In the 2018-19 fiscal year, Unitrans met the City of Davis’ short-range transit plan’s safety objective, measured by miles between preventable accidents. The standard was 100,000 miles between accidents — and Unitrans exceeded that with 266,336 miles. Another measure takes into consideration injuries per 100,000 boardings. The standard is one, or less than one, and Unitrans’s injuries per 100,000 boardings is less than one. 

Haley Schrock, a fourth-year animal science major and Unitrans worker, said drivers avoid making “illegal turns,” which are “turns we know we can’t make.”

“We know that 100% of [the buses] can’t make them, [so] our routes avoid these turns,” Schrock said. “We also do mirror checks every four to eight seconds because we need to see what’s going on around us at all times. When we stop, we keep a MINI Cooper-sized car between us and the car in front of us. This way, we can move in case the car in front of us breaks down. We are also taught to scan […] all the time — our heads should be moving the whole time instead of just staring in one place.”

Schrock is also a Unitrans route trainer.

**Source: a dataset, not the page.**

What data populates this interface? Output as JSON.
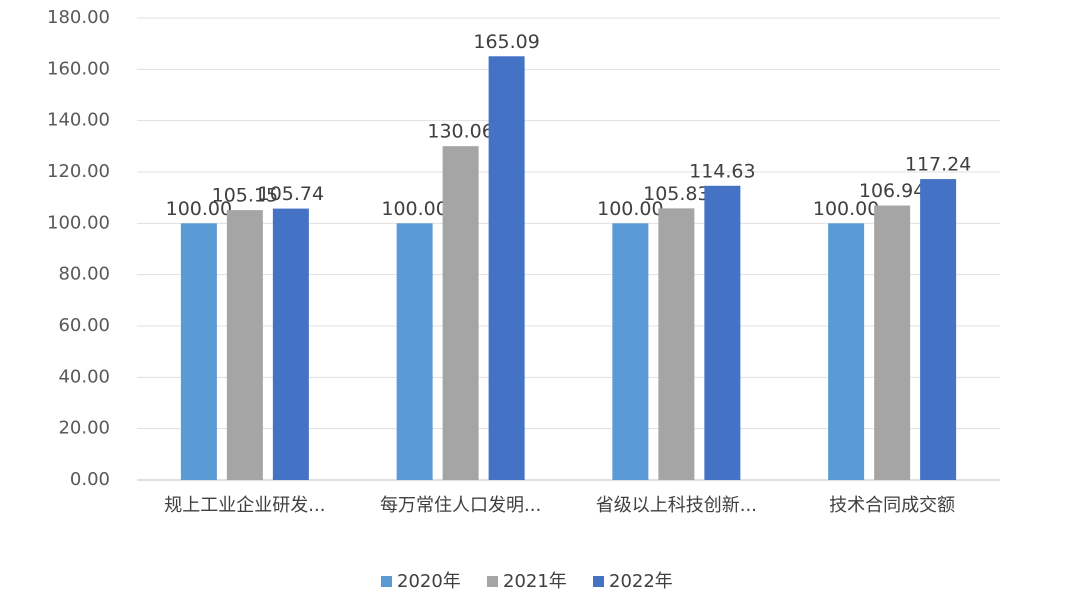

She tells her trainees to act like “they’re always going to be cut off” and to drive defensively. 

Drivers are also extensively trained on what to do in the case of an accident and have special protocols to follow if an incident were to occur. Anthony Andrade, a fourth-year animal science major and Unitrans supervisor, explained that no matter the severity, all incidents are treated with the same level of gravity. 

“All accidents have the same procedure, no matter how minor or major,” Andrade said. “The first thing you do is stop and pull over. Then […] check on our passengers [and] check on the other parties involved. If [the bus] was the only vehicle involved, like you popped a curb, then check for damages. But if there were other vehicles involved, we’d check on that person, make sure they’re okay. The police can be called. We usually call police anyways. If we need an ambulance, the driver should call them. The last step is to call the supervisor and let them know what happened so they can head out there.”

There are mandatory safety meetings every quarter for drivers, to refresh and update them on safety protocols. 

“As a driver, you receive a lot of training, but in the moment, when something happens, you forget because you’re really nervous about what happened,” Andrade said. “Every bus has a print out of step-by-step what to do in an accident in case you forget or to make sure you do everything right. I feel very confident responding in an accident, as a driver.”